Aerogels in general constitute a special class of open-cell foams that exhibit such fascinating properties as low mass density, continuous porosity, and high surface area. The CA microstructure typically consists of three-dimensional networks of interconnected nanometer-sized primary particles. Sol-gel methods are used to prepare the materials where the liquid in the gel is removed, leaving the solid matrix intact. In essence, the liquid in the gel is replaced with a gas. This transforms the organic aerogel precursor into a porous carbon network comprised of both amorphous and microcrystalline regions. These materials are mass producible.
As a result, CAs combine the properties of high surface area, electrical conductivity, chemical stability, and environmental compatibility in one material. CAs are specifically promising in that they possess a tunable three-dimensional hierarchical morphology, and that they are available as macroscopic monolithic materials. When doped or modified with other materials to tune their properties, CAs are specifically useful as: carbon nanotube–carbon aerogel (double-and single-walled carbon nanotubes); metal oxide–carbon aerogel or metal carbonitride–carbon aerogel; and as polymer composites of these materials.
- provide high specific surface areas combined with a fully tunable three-dimensional structure.
- have tunable performance for specific applications by the addition of dopants that can enhance the electrical, thermal, and mechanical properties of the composite material.
- are excellent thermal insulators because their gaseous components greatly reduces heat transfer by conduction, convection, and radiation.
- improve electric double-layer supercapacitors—very low impedance compared to conventional supercapacitors, yet can absorb or produce very high peak currents.
- Energy storage in batteries and supercapacitors are an ideal use of carbon aerogels. Tunable porosities can be used to minimize diffusion resistance while maintaining constant surface area.
- CAs can boost supercapacitors, with values to thousands of farads based on a capacitance of 104 F/g and 77 F/cm3.
- Batteries can use CAs as current collectors or scaffolds for 3D intercalaters.
- Hydrogen generated from water by solar energy, and electric energy from sustainable sources, are anticipated fuels of the future. These technologies incorporate CAs as functional nanomaterials.

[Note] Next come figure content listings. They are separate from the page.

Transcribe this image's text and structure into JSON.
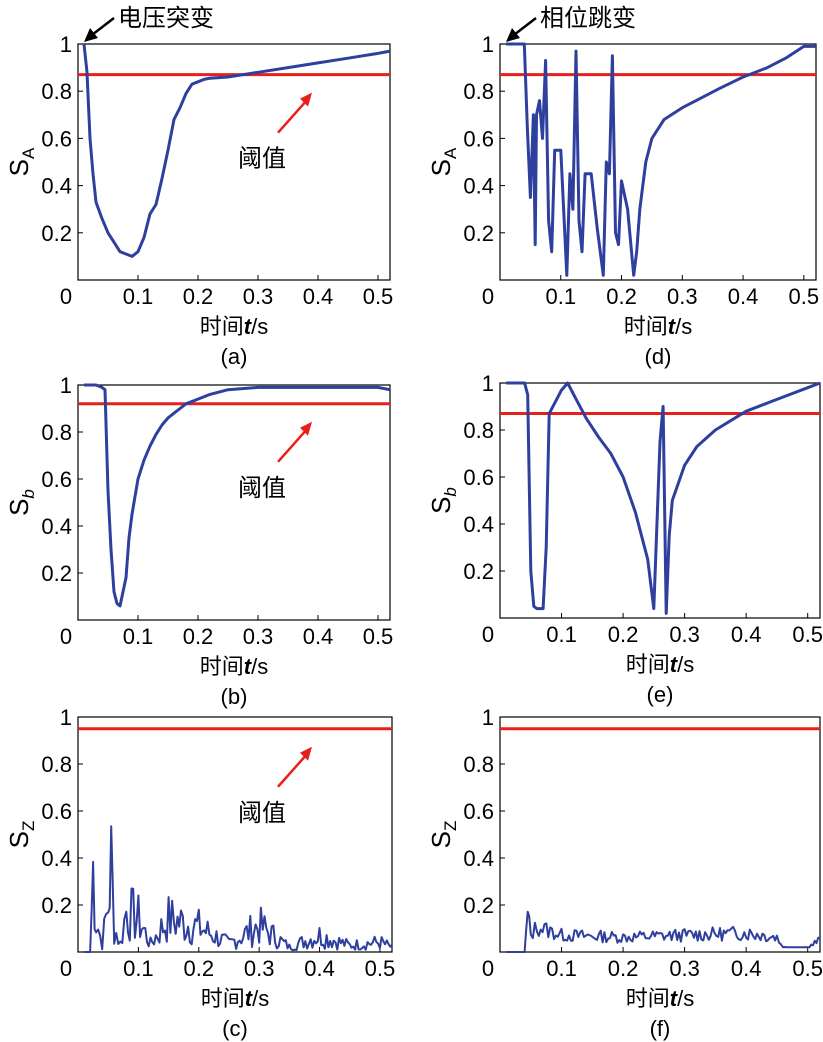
{
  "colors": {
    "series": "#2e3f9e",
    "threshold": "#e8201c",
    "annotation_arrow_black": "#000000",
    "annotation_arrow_red": "#e8201c"
  },
  "charts": [
    {
      "id": "a",
      "caption": "(a)",
      "xlabel": "时间t/s",
      "ylabel_main": "S",
      "ylabel_sub": "A",
      "ylabel_sub_italic": false,
      "xticks": [
        "0",
        "0.1",
        "0.2",
        "0.3",
        "0.4",
        "0.5"
      ],
      "yticks": [
        "0.2",
        "0.4",
        "0.6",
        "0.8",
        "1"
      ],
      "annotations": {
        "event": "电压突变",
        "threshold": "阈值"
      }
    },
    {
      "id": "d",
      "caption": "(d)",
      "xlabel": "时间t/s",
      "ylabel_main": "S",
      "ylabel_sub": "A",
      "ylabel_sub_italic": false,
      "xticks": [
        "0",
        "0.1",
        "0.2",
        "0.3",
        "0.4",
        "0.5"
      ],
      "yticks": [
        "0.2",
        "0.4",
        "0.6",
        "0.8",
        "1"
      ],
      "annotations": {
        "event": "相位跳变"
      }
    },
    {
      "id": "b",
      "caption": "(b)",
      "xlabel": "时间t/s",
      "ylabel_main": "S",
      "ylabel_sub": "b",
      "ylabel_sub_italic": true,
      "xticks": [
        "0",
        "0.1",
        "0.2",
        "0.3",
        "0.4",
        "0.5"
      ],
      "yticks": [
        "0.2",
        "0.4",
        "0.6",
        "0.8",
        "1"
      ],
      "annotations": {
        "threshold": "阈值"
      }
    },
    {
      "id": "e",
      "caption": "(e)",
      "xlabel": "时间t/s",
      "ylabel_main": "S",
      "ylabel_sub": "b",
      "ylabel_sub_italic": true,
      "xticks": [
        "0",
        "0.1",
        "0.2",
        "0.3",
        "0.4",
        "0.5"
      ],
      "yticks": [
        "0.2",
        "0.4",
        "0.6",
        "0.8",
        "1"
      ],
      "annotations": {}
    },
    {
      "id": "c",
      "caption": "(c)",
      "xlabel": "时间t/s",
      "ylabel_main": "S",
      "ylabel_sub": "Z",
      "ylabel_sub_italic": false,
      "xticks": [
        "0",
        "0.1",
        "0.2",
        "0.3",
        "0.4",
        "0.5"
      ],
      "yticks": [
        "0.2",
        "0.4",
        "0.6",
        "0.8",
        "1"
      ],
      "annotations": {
        "threshold": "阈值"
      }
    },
    {
      "id": "f",
      "caption": "(f)",
      "xlabel": "时间t/s",
      "ylabel_main": "S",
      "ylabel_sub": "Z",
      "ylabel_sub_italic": false,
      "xticks": [
        "0",
        "0.1",
        "0.2",
        "0.3",
        "0.4",
        "0.5"
      ],
      "yticks": [
        "0.2",
        "0.4",
        "0.6",
        "0.8",
        "1"
      ],
      "annotations": {}
    }
  ],
  "chart_data": [
    {
      "type": "line",
      "panel": "a",
      "xlim": [
        0,
        0.52
      ],
      "ylim": [
        0,
        1
      ],
      "threshold": 0.87,
      "grid": false,
      "x": [
        0.01,
        0.015,
        0.02,
        0.025,
        0.03,
        0.04,
        0.05,
        0.06,
        0.07,
        0.08,
        0.09,
        0.1,
        0.11,
        0.12,
        0.13,
        0.14,
        0.15,
        0.16,
        0.17,
        0.18,
        0.19,
        0.2,
        0.21,
        0.22,
        0.25,
        0.3,
        0.35,
        0.4,
        0.45,
        0.5,
        0.52
      ],
      "y": [
        1.0,
        0.88,
        0.6,
        0.45,
        0.33,
        0.26,
        0.2,
        0.16,
        0.12,
        0.11,
        0.1,
        0.12,
        0.18,
        0.28,
        0.32,
        0.43,
        0.55,
        0.68,
        0.73,
        0.79,
        0.83,
        0.84,
        0.85,
        0.855,
        0.86,
        0.88,
        0.9,
        0.92,
        0.94,
        0.96,
        0.97
      ]
    },
    {
      "type": "line",
      "panel": "d",
      "xlim": [
        0,
        0.52
      ],
      "ylim": [
        0,
        1
      ],
      "threshold": 0.87,
      "grid": false,
      "x": [
        0.01,
        0.04,
        0.045,
        0.05,
        0.055,
        0.058,
        0.06,
        0.065,
        0.07,
        0.075,
        0.08,
        0.085,
        0.09,
        0.1,
        0.11,
        0.115,
        0.12,
        0.125,
        0.13,
        0.135,
        0.14,
        0.15,
        0.16,
        0.17,
        0.175,
        0.18,
        0.185,
        0.19,
        0.195,
        0.2,
        0.21,
        0.22,
        0.225,
        0.23,
        0.24,
        0.25,
        0.27,
        0.3,
        0.33,
        0.36,
        0.4,
        0.44,
        0.47,
        0.5,
        0.52
      ],
      "y": [
        1.0,
        1.0,
        0.65,
        0.35,
        0.7,
        0.15,
        0.7,
        0.76,
        0.6,
        0.93,
        0.25,
        0.12,
        0.55,
        0.55,
        0.02,
        0.45,
        0.3,
        0.97,
        0.25,
        0.12,
        0.45,
        0.45,
        0.22,
        0.02,
        0.5,
        0.45,
        0.95,
        0.2,
        0.15,
        0.42,
        0.3,
        0.02,
        0.12,
        0.3,
        0.5,
        0.6,
        0.68,
        0.73,
        0.77,
        0.81,
        0.86,
        0.9,
        0.94,
        0.99,
        0.99
      ]
    },
    {
      "type": "line",
      "panel": "b",
      "xlim": [
        0,
        0.52
      ],
      "ylim": [
        0,
        1
      ],
      "threshold": 0.92,
      "grid": false,
      "x": [
        0.01,
        0.03,
        0.04,
        0.045,
        0.05,
        0.055,
        0.06,
        0.065,
        0.07,
        0.075,
        0.08,
        0.085,
        0.09,
        0.1,
        0.11,
        0.12,
        0.13,
        0.14,
        0.15,
        0.16,
        0.17,
        0.18,
        0.2,
        0.22,
        0.25,
        0.3,
        0.35,
        0.4,
        0.45,
        0.5,
        0.52
      ],
      "y": [
        1.0,
        1.0,
        0.99,
        0.98,
        0.55,
        0.3,
        0.12,
        0.07,
        0.06,
        0.12,
        0.18,
        0.35,
        0.45,
        0.6,
        0.68,
        0.74,
        0.79,
        0.83,
        0.86,
        0.88,
        0.9,
        0.92,
        0.94,
        0.96,
        0.98,
        0.99,
        0.99,
        0.99,
        0.99,
        0.99,
        0.98
      ]
    },
    {
      "type": "line",
      "panel": "e",
      "xlim": [
        0,
        0.52
      ],
      "ylim": [
        0,
        1
      ],
      "threshold": 0.87,
      "grid": false,
      "x": [
        0.01,
        0.04,
        0.045,
        0.05,
        0.055,
        0.06,
        0.07,
        0.075,
        0.08,
        0.09,
        0.1,
        0.11,
        0.12,
        0.14,
        0.16,
        0.18,
        0.2,
        0.22,
        0.24,
        0.25,
        0.26,
        0.265,
        0.27,
        0.275,
        0.28,
        0.3,
        0.32,
        0.35,
        0.4,
        0.45,
        0.5,
        0.52
      ],
      "y": [
        1.0,
        1.0,
        0.95,
        0.2,
        0.05,
        0.04,
        0.04,
        0.3,
        0.87,
        0.92,
        0.97,
        1.0,
        0.95,
        0.85,
        0.77,
        0.7,
        0.6,
        0.45,
        0.25,
        0.04,
        0.75,
        0.9,
        0.02,
        0.35,
        0.5,
        0.65,
        0.73,
        0.8,
        0.88,
        0.93,
        0.98,
        1.0
      ]
    },
    {
      "type": "line",
      "panel": "c",
      "xlim": [
        0,
        0.52
      ],
      "ylim": [
        0,
        1
      ],
      "threshold": 0.95,
      "grid": false,
      "x": [
        0.01,
        0.02,
        0.025,
        0.03,
        0.04,
        0.05,
        0.055,
        0.06,
        0.07,
        0.08,
        0.1,
        0.12,
        0.15,
        0.2,
        0.25,
        0.3,
        0.35,
        0.4,
        0.45,
        0.5,
        0.52
      ],
      "y": [
        0.0,
        0.0,
        0.5,
        0.2,
        0.05,
        0.28,
        0.53,
        0.15,
        0.05,
        0.25,
        0.2,
        0.05,
        0.2,
        0.15,
        0.05,
        0.16,
        0.03,
        0.1,
        0.04,
        0.06,
        0.03
      ],
      "note": "noisy decaying oscillation"
    },
    {
      "type": "line",
      "panel": "f",
      "xlim": [
        0,
        0.52
      ],
      "ylim": [
        0,
        1
      ],
      "threshold": 0.95,
      "grid": false,
      "x": [
        0.01,
        0.04,
        0.045,
        0.05,
        0.06,
        0.1,
        0.2,
        0.3,
        0.4,
        0.45,
        0.46,
        0.5,
        0.52
      ],
      "y": [
        0.0,
        0.0,
        0.18,
        0.08,
        0.12,
        0.08,
        0.07,
        0.08,
        0.09,
        0.07,
        0.02,
        0.02,
        0.06
      ],
      "note": "low-amplitude noise"
    }
  ]
}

- CAs as nanocatalysts can assist in electrocatalysis as electrode materials and by providing catalyst support in proton-exchange-membrane fuel cells.
- CAs offer considerable potential to significantly improve desalination efficiency through a technique known as capacitive deionization. This can increase the world's fresh water supply through capacitive desalination of sea water and brackish water.
- CAs are extremely "black" in the infrared, making them efficient in solar-energy collectors.